Yeti aka Abominable (USA 2021: Dir Jamaal Burden) I have now seen both films directed by Burden and reader, I'm here to tell you that I survived them. In my review of his first, 2018's Evil Elves aka Elves for the fifth Supermarket Sweep, I wrote "we must pray that this man never makes another film again." Well that didn't work because he's back.
This one revolves around the search for a Yeti plant, which we first see being carried across the snowy wastes, in a jar, by a Doctor Martin (Magdaln Smus) who gets taken down by an unseen beast. Martin is, sorry was the last of a group of scientists who originally discovered the plant, which is believed to hold the cure for cancer and indeed to prevent the death of cells.
A SEAL team arrive at Dr Martin's research lab, headed by Dr Smith (Sharleen Spiteri a-like Amy Gordon) who has inoperable brain cancer, yet is still on duty. Her team are unable to send or receive comms, so while Pete (Justin Prince Moy) stays behind, the rest of the team move on to a potential extraction point, armed with Martin's handwritten journal, with the intention of 'triangularising' the signal.

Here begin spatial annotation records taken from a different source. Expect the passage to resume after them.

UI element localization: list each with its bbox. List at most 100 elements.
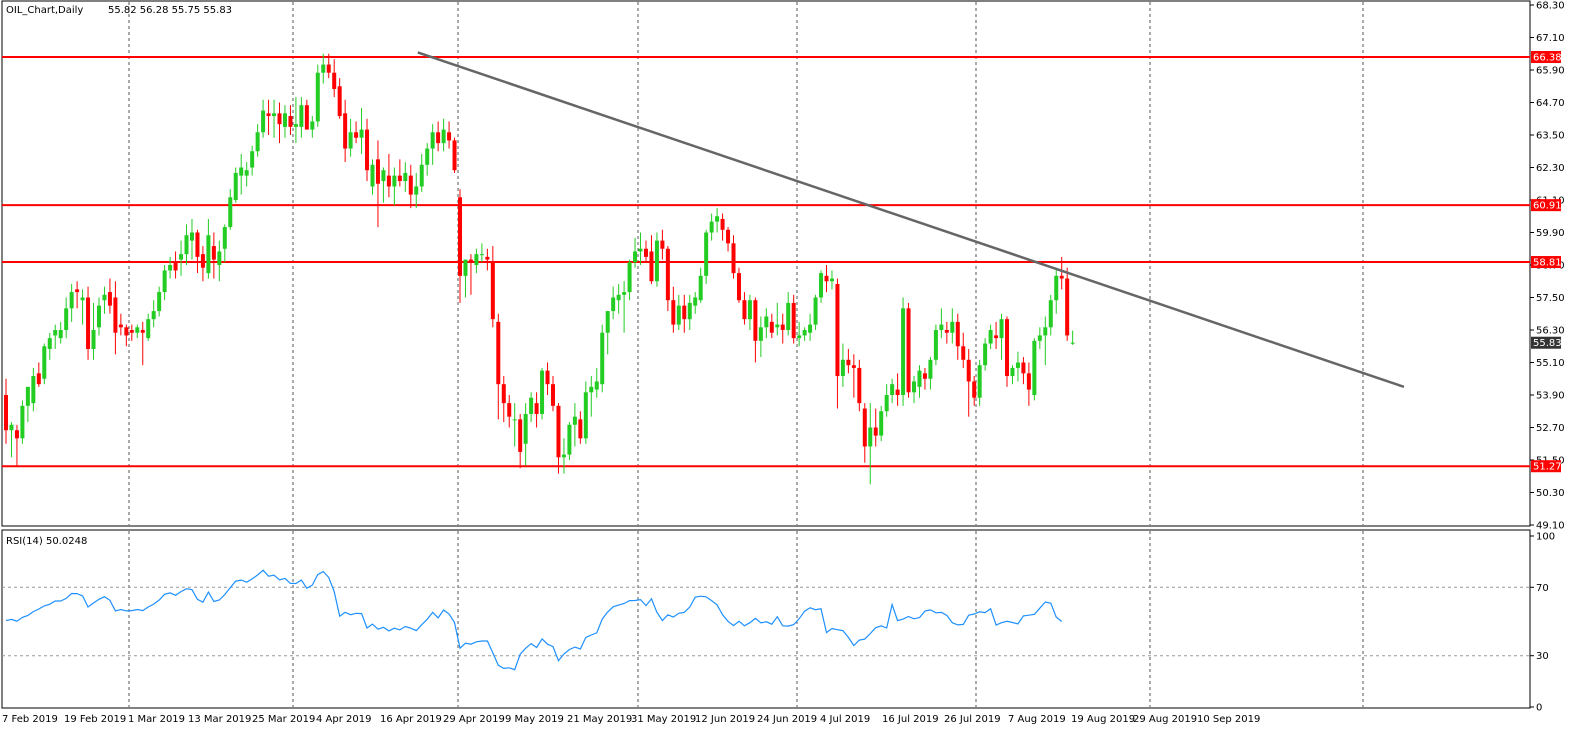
bullish-candle[interactable] bbox=[797, 335, 802, 339]
bearish-candle[interactable] bbox=[408, 175, 413, 195]
bullish-candle[interactable] bbox=[96, 305, 101, 328]
bullish-candle[interactable] bbox=[168, 265, 173, 271]
bullish-candle[interactable] bbox=[840, 359, 845, 377]
bearish-candle[interactable] bbox=[944, 330, 949, 333]
bullish-candle[interactable] bbox=[370, 164, 375, 187]
bullish-candle[interactable] bbox=[189, 232, 194, 241]
bearish-candle[interactable] bbox=[4, 395, 8, 431]
bearish-candle[interactable] bbox=[266, 113, 271, 117]
bearish-candle[interactable] bbox=[791, 302, 796, 339]
bullish-candle[interactable] bbox=[42, 346, 47, 379]
bullish-candle[interactable] bbox=[901, 308, 906, 395]
bearish-candle[interactable] bbox=[769, 321, 774, 333]
bullish-candle[interactable] bbox=[529, 397, 534, 414]
bearish-candle[interactable] bbox=[857, 367, 862, 404]
bullish-candle[interactable] bbox=[293, 124, 298, 127]
bullish-candle[interactable] bbox=[359, 129, 364, 138]
bearish-candle[interactable] bbox=[1026, 373, 1031, 390]
bearish-candle[interactable] bbox=[397, 175, 402, 182]
bullish-candle[interactable] bbox=[933, 330, 938, 360]
bearish-candle[interactable] bbox=[326, 64, 331, 73]
bullish-candle[interactable] bbox=[430, 132, 435, 149]
bearish-candle[interactable] bbox=[545, 370, 550, 385]
bearish-candle[interactable] bbox=[332, 72, 337, 89]
bullish-candle[interactable] bbox=[206, 235, 211, 274]
bullish-candle[interactable] bbox=[222, 227, 227, 249]
bearish-candle[interactable] bbox=[955, 321, 960, 347]
bearish-candle[interactable] bbox=[906, 308, 911, 393]
bearish-candle[interactable] bbox=[966, 359, 971, 382]
bullish-candle[interactable] bbox=[698, 275, 703, 301]
bearish-candle[interactable] bbox=[75, 289, 80, 293]
bearish-candle[interactable] bbox=[578, 419, 583, 439]
bullish-candle[interactable] bbox=[244, 170, 249, 176]
bullish-candle[interactable] bbox=[348, 132, 353, 149]
bullish-candle[interactable] bbox=[299, 105, 304, 127]
bearish-candle[interactable] bbox=[742, 300, 747, 320]
bullish-candle[interactable] bbox=[233, 172, 238, 200]
bearish-candle[interactable] bbox=[447, 132, 452, 141]
bearish-candle[interactable] bbox=[518, 419, 523, 452]
bearish-candle[interactable] bbox=[665, 248, 670, 301]
bearish-candle[interactable] bbox=[649, 251, 654, 282]
descending-trendline[interactable] bbox=[417, 51, 1405, 389]
bearish-candle[interactable] bbox=[386, 175, 391, 187]
bullish-candle[interactable] bbox=[1054, 275, 1059, 301]
bullish-candle[interactable] bbox=[605, 311, 610, 333]
bearish-candle[interactable] bbox=[211, 246, 216, 260]
bullish-candle[interactable] bbox=[583, 392, 588, 439]
bullish-candle[interactable] bbox=[58, 330, 63, 339]
bearish-candle[interactable] bbox=[720, 218, 725, 230]
bullish-candle[interactable] bbox=[20, 405, 25, 439]
bullish-candle[interactable] bbox=[184, 235, 189, 255]
bearish-candle[interactable] bbox=[873, 427, 878, 436]
bearish-candle[interactable] bbox=[124, 327, 129, 336]
bullish-candle[interactable] bbox=[146, 319, 151, 339]
bullish-candle[interactable] bbox=[884, 395, 889, 412]
bullish-candle[interactable] bbox=[589, 386, 594, 393]
bullish-candle[interactable] bbox=[1032, 340, 1037, 395]
bearish-candle[interactable] bbox=[452, 140, 457, 171]
bullish-candle[interactable] bbox=[786, 302, 791, 330]
bullish-candle[interactable] bbox=[479, 254, 484, 256]
bullish-candle[interactable] bbox=[709, 221, 714, 233]
bearish-candle[interactable] bbox=[337, 86, 342, 117]
bullish-candle[interactable] bbox=[879, 411, 884, 436]
bearish-candle[interactable] bbox=[173, 262, 178, 271]
bearish-candle[interactable] bbox=[726, 229, 731, 244]
bearish-candle[interactable] bbox=[846, 359, 851, 366]
bearish-candle[interactable] bbox=[277, 113, 282, 125]
bearish-candle[interactable] bbox=[1021, 362, 1026, 374]
bullish-candle[interactable] bbox=[890, 384, 895, 395]
bullish-candle[interactable] bbox=[1037, 335, 1042, 341]
bullish-candle[interactable] bbox=[315, 72, 320, 122]
bullish-candle[interactable] bbox=[758, 327, 763, 341]
bearish-candle[interactable] bbox=[458, 197, 463, 276]
bearish-candle[interactable] bbox=[972, 381, 977, 398]
bullish-candle[interactable] bbox=[151, 311, 156, 320]
bearish-candle[interactable] bbox=[129, 330, 134, 333]
bearish-candle[interactable] bbox=[107, 292, 112, 306]
bullish-candle[interactable] bbox=[47, 338, 52, 349]
bullish-candle[interactable] bbox=[25, 386, 30, 406]
bullish-candle[interactable] bbox=[228, 197, 233, 228]
price-pane[interactable]: 68.3067.1065.9064.7063.5062.3061.1059.90… bbox=[1, 0, 1565, 532]
bullish-candle[interactable] bbox=[594, 381, 599, 390]
bullish-candle[interactable] bbox=[912, 381, 917, 393]
bullish-candle[interactable] bbox=[808, 324, 813, 333]
bullish-candle[interactable] bbox=[983, 343, 988, 366]
bearish-candle[interactable] bbox=[140, 330, 145, 333]
bullish-candle[interactable] bbox=[392, 175, 397, 187]
bearish-candle[interactable] bbox=[660, 240, 665, 249]
bullish-candle[interactable] bbox=[999, 319, 1004, 339]
bearish-candle[interactable] bbox=[288, 116, 293, 127]
bearish-candle[interactable] bbox=[736, 273, 741, 301]
bearish-candle[interactable] bbox=[375, 159, 380, 184]
rsi-line[interactable] bbox=[5, 569, 1063, 671]
bullish-candle[interactable] bbox=[829, 278, 834, 282]
bearish-candle[interactable] bbox=[922, 373, 927, 379]
bullish-candle[interactable] bbox=[627, 262, 632, 293]
bullish-candle[interactable] bbox=[419, 164, 424, 187]
bullish-candle[interactable] bbox=[1015, 362, 1020, 368]
bullish-candle[interactable] bbox=[179, 254, 184, 260]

Smith and her number two, Robert (Robert Berlin) both confess to wanting to obtain the plant for their own ends (Robert's wife has a life threatning illness although later it turns out that he has no wife and is in it for himself). Meanwhile the Yeti, holding one of the plants for protection (it can use the thing to regenerate itself when wounded), guards the precious crop, taking out the team one by one.
Yeti takes in the depths of human emotion, time travel (a plot element which is brought out to explain how the Triassic era plant can exist in the 21st century), hi tech tension (one scene has an operative working to repair a mainframe with everything out of shot) and occasional bursts of colourful gore. Filmed in Poland and Russia (so proper snow then, unlike the foam of Burden's first movie), Yeti at least looks convincingly cold, and Joe Castro's yeti suit (worn by someone called Timothy Shultz, somewhat confusingly credited as 'the Abominal') and effects are pretty good for the budget. but otherwise this is as much a stinker as Evil Elves, and brace yourselves, because Burden (a fitting surname if ever I heard one) warns that he'll be back with a sequel (?) called 'The Mummy Revenge' (sic).